Your issue stems from three interrelated problems that occurred during the scale set upgrade:

1. VMSS SKU Compatibility: The v4 SKU series uses Generation 2 VMs with a different hypervisor architecture than v3. While the Azure Monitor agent is compatible with both, the upgrade process doesn’t automatically migrate extension configurations in a way that accounts for these architectural differences. When you upgraded, the extension settings were copied but not validated against the new SKU’s requirements. This is why you saw the ‘transitioning’ state-the extension was trying to initialize using v3-specific parameters that don’t apply to v4 VMs.

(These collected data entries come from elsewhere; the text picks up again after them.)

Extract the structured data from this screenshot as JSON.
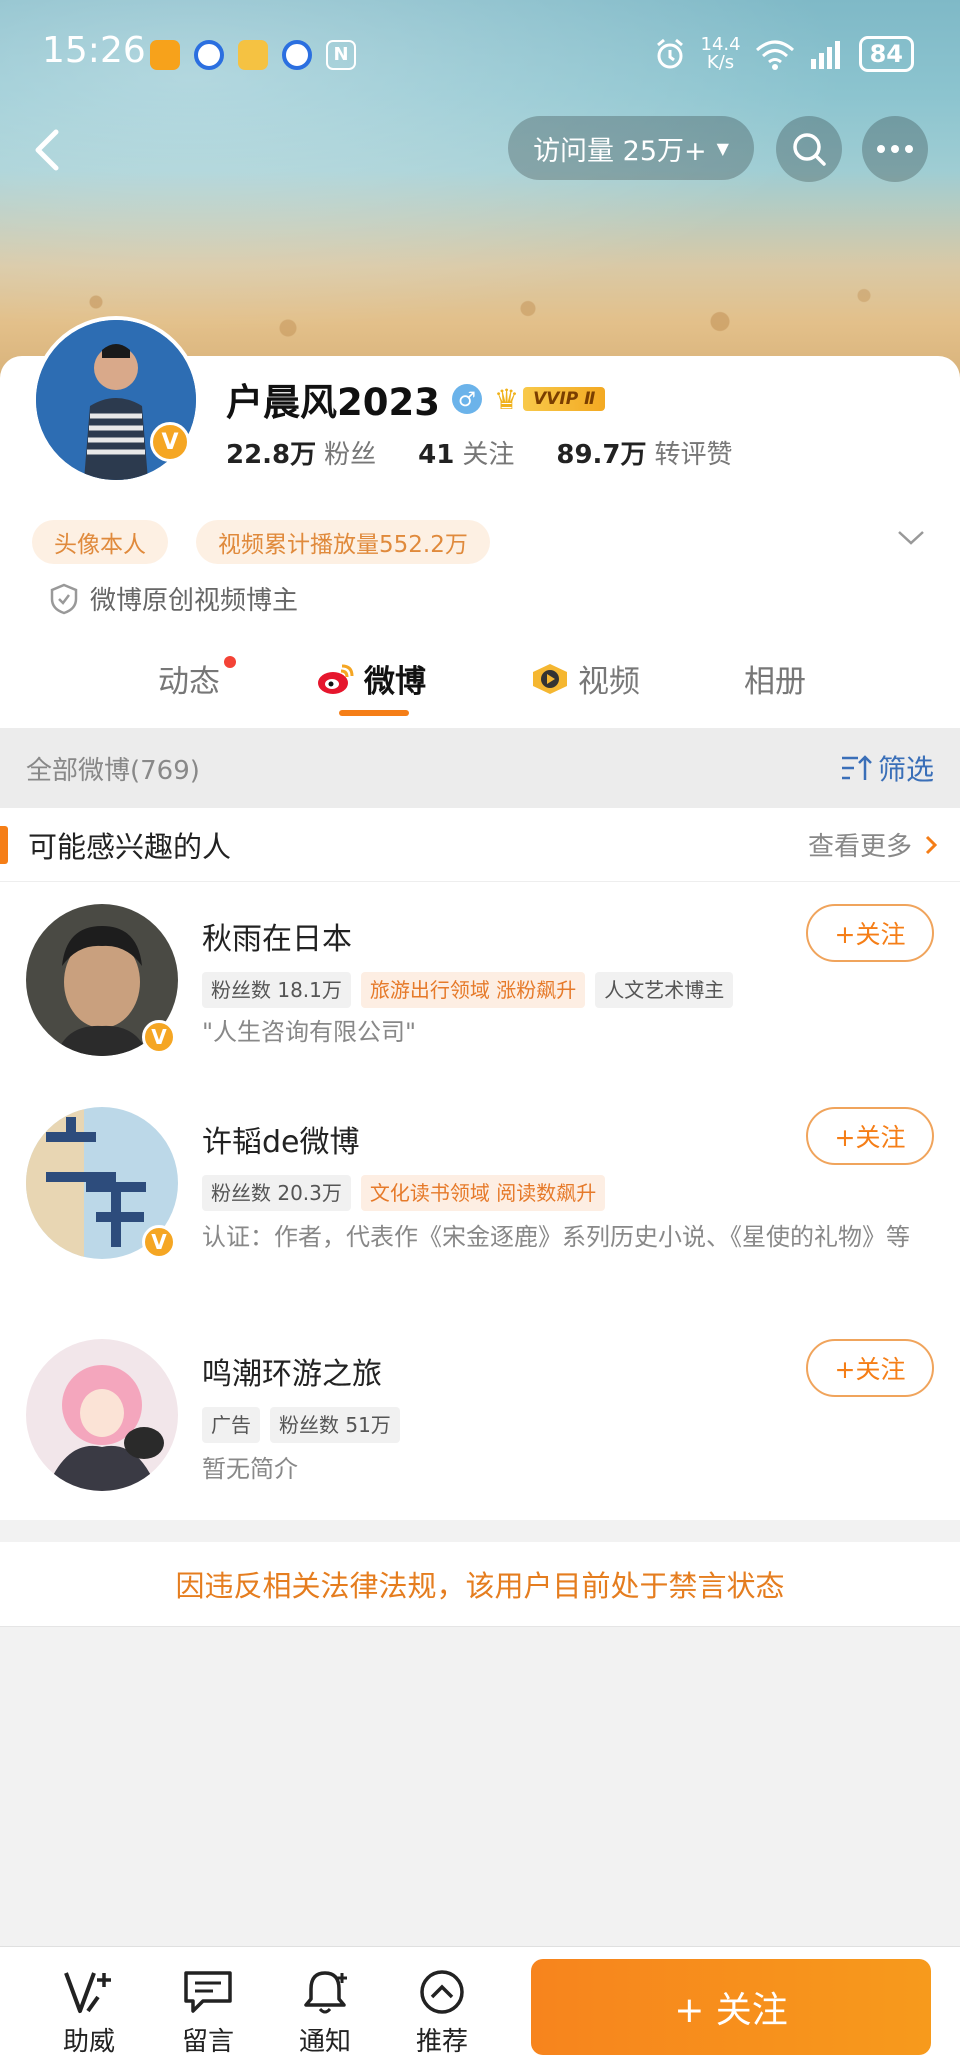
{
  "status_bar": {
    "time": "15:26",
    "net_speed_value": "14.4",
    "net_speed_unit": "K/s",
    "battery": "84"
  },
  "header": {
    "visits_label": "访问量 25万+"
  },
  "profile": {
    "name": "户晨风2023",
    "vip_label": "VVIP Ⅱ",
    "stats": [
      {
        "value": "22.8万",
        "label": "粉丝"
      },
      {
        "value": "41",
        "label": "关注"
      },
      {
        "value": "89.7万",
        "label": "转评赞"
      }
    ],
    "tags": [
      "头像本人",
      "视频累计播放量552.2万"
    ],
    "creator_label": "微博原创视频博主"
  },
  "tabs": [
    {
      "label": "动态"
    },
    {
      "label": "微博"
    },
    {
      "label": "视频"
    },
    {
      "label": "相册"
    }
  ],
  "filter": {
    "count_label": "全部微博(769)",
    "filter_label": "筛选"
  },
  "suggest": {
    "title": "可能感兴趣的人",
    "see_more": "查看更多",
    "follow_label": "+关注",
    "users": [
      {
        "name": "秋雨在日本",
        "tags": [
          "粉丝数 18.1万",
          "旅游出行领域 涨粉飙升",
          "人文艺术博主"
        ],
        "desc": "\"人生咨询有限公司\""
      },
      {
        "name": "许韬de微博",
        "tags": [
          "粉丝数 20.3万",
          "文化读书领域 阅读数飙升"
        ],
        "desc": "认证：作者，代表作《宋金逐鹿》系列历史小说、《星使的礼物》等"
      },
      {
        "name": "鸣潮环游之旅",
        "tags": [
          "广告",
          "粉丝数 51万"
        ],
        "desc": "暂无简介"
      }
    ]
  },
  "ban_notice": "因违反相关法律法规，该用户目前处于禁言状态",
  "bottom_bar": {
    "items": [
      "助威",
      "留言",
      "通知",
      "推荐"
    ],
    "follow_button": "+ 关注"
  },
  "colors": {
    "accent": "#f57e17",
    "tag_text": "#e08a3c",
    "filter_blue": "#3a6fb8"
  }
}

2. Monitoring Extension Logs Analysis: The certificate validation error you found in the logs is the key diagnostic indicator. This error specifically points to an authentication failure between the VM and Azure Monitor’s data ingestion endpoints. The extension uses the VM’s managed identity to obtain authentication tokens, which are then used to establish TLS connections to Azure Monitor. When the managed identity is missing or misconfigured, the extension falls back to certificate-based authentication, which fails because it can’t validate the chain of trust without proper identity credentials.

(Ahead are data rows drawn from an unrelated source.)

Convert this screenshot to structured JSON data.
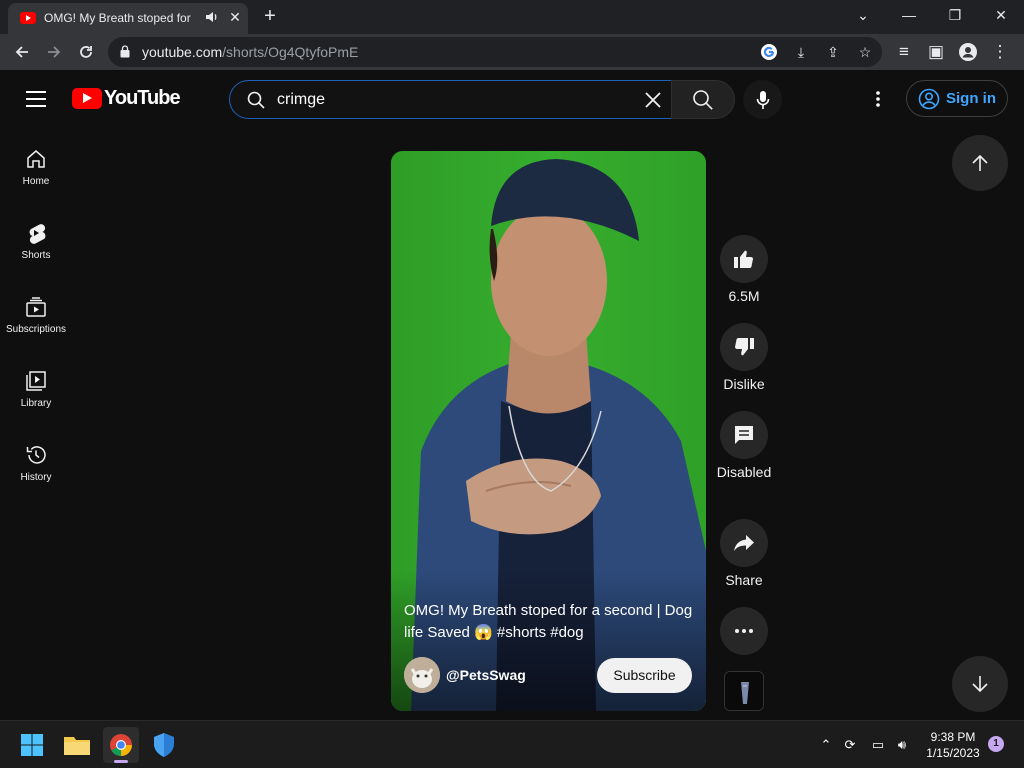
{
  "browser": {
    "tab_title": "OMG! My Breath stoped for a second | Dog life Saved",
    "url_host": "youtube.com",
    "url_path": "/shorts/Og4QtyfoPmE"
  },
  "header": {
    "logo_text": "YouTube",
    "search_value": "crimge",
    "signin_label": "Sign in"
  },
  "sidebar": {
    "items": [
      {
        "label": "Home",
        "icon": "home-icon"
      },
      {
        "label": "Shorts",
        "icon": "shorts-icon"
      },
      {
        "label": "Subscriptions",
        "icon": "subscriptions-icon"
      },
      {
        "label": "Library",
        "icon": "library-icon"
      },
      {
        "label": "History",
        "icon": "history-icon"
      }
    ]
  },
  "video": {
    "title": "OMG! My Breath stoped for a second | Dog life Saved 😱 #shorts #dog",
    "channel": "@PetsSwag",
    "subscribe_label": "Subscribe"
  },
  "actions": {
    "like_count": "6.5M",
    "dislike_label": "Dislike",
    "comments_label": "Disabled",
    "share_label": "Share"
  },
  "taskbar": {
    "time": "9:38 PM",
    "date": "1/15/2023",
    "notifications": "1"
  },
  "colors": {
    "youtube_red": "#ff0000",
    "link_blue": "#3ea6ff",
    "background": "#0f0f0f"
  }
}
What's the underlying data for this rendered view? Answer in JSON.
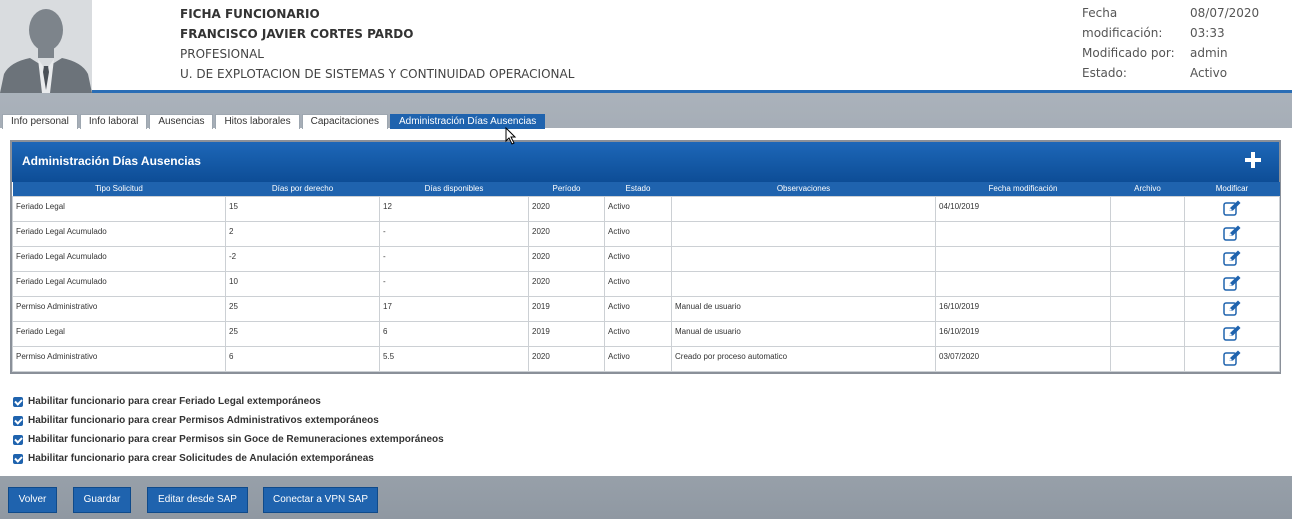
{
  "header": {
    "title": "FICHA FUNCIONARIO",
    "name": "FRANCISCO JAVIER CORTES PARDO",
    "role": "PROFESIONAL",
    "unit": "U. DE EXPLOTACION DE SISTEMAS Y CONTINUIDAD OPERACIONAL",
    "meta": {
      "fecha_label_1": "Fecha",
      "fecha_label_2": "modificación:",
      "fecha_date": "08/07/2020",
      "fecha_time": "03:33",
      "modificado_label": "Modificado por:",
      "modificado_value": "admin",
      "estado_label": "Estado:",
      "estado_value": "Activo"
    }
  },
  "tabs": [
    "Info personal",
    "Info laboral",
    "Ausencias",
    "Hitos laborales",
    "Capacitaciones",
    "Administración Días Ausencias"
  ],
  "active_tab": "Administración Días Ausencias",
  "panel": {
    "title": "Administración Días Ausencias",
    "columns": [
      "Tipo Solicitud",
      "Días por derecho",
      "Días disponibles",
      "Período",
      "Estado",
      "Observaciones",
      "Fecha modificación",
      "Archivo",
      "Modificar"
    ],
    "rows": [
      [
        "Feriado Legal",
        "15",
        "12",
        "2020",
        "Activo",
        "",
        "04/10/2019",
        ""
      ],
      [
        "Feriado Legal Acumulado",
        "2",
        "-",
        "2020",
        "Activo",
        "",
        "",
        ""
      ],
      [
        "Feriado Legal Acumulado",
        "-2",
        "-",
        "2020",
        "Activo",
        "",
        "",
        ""
      ],
      [
        "Feriado Legal Acumulado",
        "10",
        "-",
        "2020",
        "Activo",
        "",
        "",
        ""
      ],
      [
        "Permiso Administrativo",
        "25",
        "17",
        "2019",
        "Activo",
        "Manual de usuario",
        "16/10/2019",
        ""
      ],
      [
        "Feriado Legal",
        "25",
        "6",
        "2019",
        "Activo",
        "Manual de usuario",
        "16/10/2019",
        ""
      ],
      [
        "Permiso Administrativo",
        "6",
        "5.5",
        "2020",
        "Activo",
        "Creado por proceso automatico",
        "03/07/2020",
        ""
      ]
    ]
  },
  "checkboxes": [
    {
      "label": "Habilitar funcionario para crear Feriado Legal extemporáneos",
      "checked": true
    },
    {
      "label": "Habilitar funcionario para crear Permisos Administrativos extemporáneos",
      "checked": true
    },
    {
      "label": "Habilitar funcionario para crear Permisos sin Goce de Remuneraciones extemporáneos",
      "checked": true
    },
    {
      "label": "Habilitar funcionario para crear Solicitudes de Anulación extemporáneas",
      "checked": true
    }
  ],
  "buttons": {
    "volver": "Volver",
    "guardar": "Guardar",
    "editar_sap": "Editar desde SAP",
    "vpn_sap": "Conectar a VPN SAP"
  },
  "colors": {
    "accent": "#1f63ae",
    "header_border": "#2a6db5"
  }
}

To properly analyze these logs in the future:

  • For Linux VMs: Check /var/log/azure/Microsoft.Azure.Monitor.AzureMonitorLinuxAgent/
  • For Windows VMs: Check C:\WindowsAzure\Logs\Plugins\Microsoft.Azure.Monitor.AzureMonitorWindowsAgent
  • Look for ‘AuthenticationException’ or ‘IdentityNotFound’ errors
  • Cross-reference timestamps with Azure Activity Logs to correlate extension operations with identity changes

3. Diagnostic Settings Restoration: Here’s the complete remediation process:

First, verify your current configuration:

  • Confirm the system-assigned managed identity is enabled on the VMSS
  • Verify the identity has ‘Monitoring Metrics Publisher’ role at the subscription or resource group level
  • Check that the identity also has ‘Log Analytics Contributor’ if you’re sending logs to a workspace

Next, update the VMSS extension configuration:

  • Remove the existing Azure Monitor extension from the VMSS model
  • Wait 10-15 minutes for all instances to process the removal
  • Add the latest version of the extension (check Azure portal for the current version number)
  • Configure the extension with explicit diagnostic settings pointing to your Log Analytics workspace
  • Trigger a manual update on all VMSS instances to force immediate extension deployment

Finally, validate the fix:

  • After 5 minutes, check that metrics are flowing by querying your Log Analytics workspace
  • Verify all VM instances show the extension in ‘Succeeded’ state
  • Create a test alert rule to confirm end-to-end monitoring functionality

The key lesson here is that VMSS upgrades involving SKU changes require explicit validation of extension compatibility and managed identity preservation. Always snapshot your extension configuration before major upgrades and verify identity assignments immediately after.

The certificate error suggests a networking or managed identity issue rather than SKU compatibility. When you upgraded the VMSS, did you preserve the managed identity configuration? The Azure Monitor agent requires either a system-assigned or user-assigned managed identity to authenticate. If the upgrade process recreated the VMs without properly transferring the identity, that would explain both the certificate error and the missing metrics. Check the Identity blade on your scale set and verify the managed identity is still assigned and has the ‘Monitoring Metrics Publisher’ role.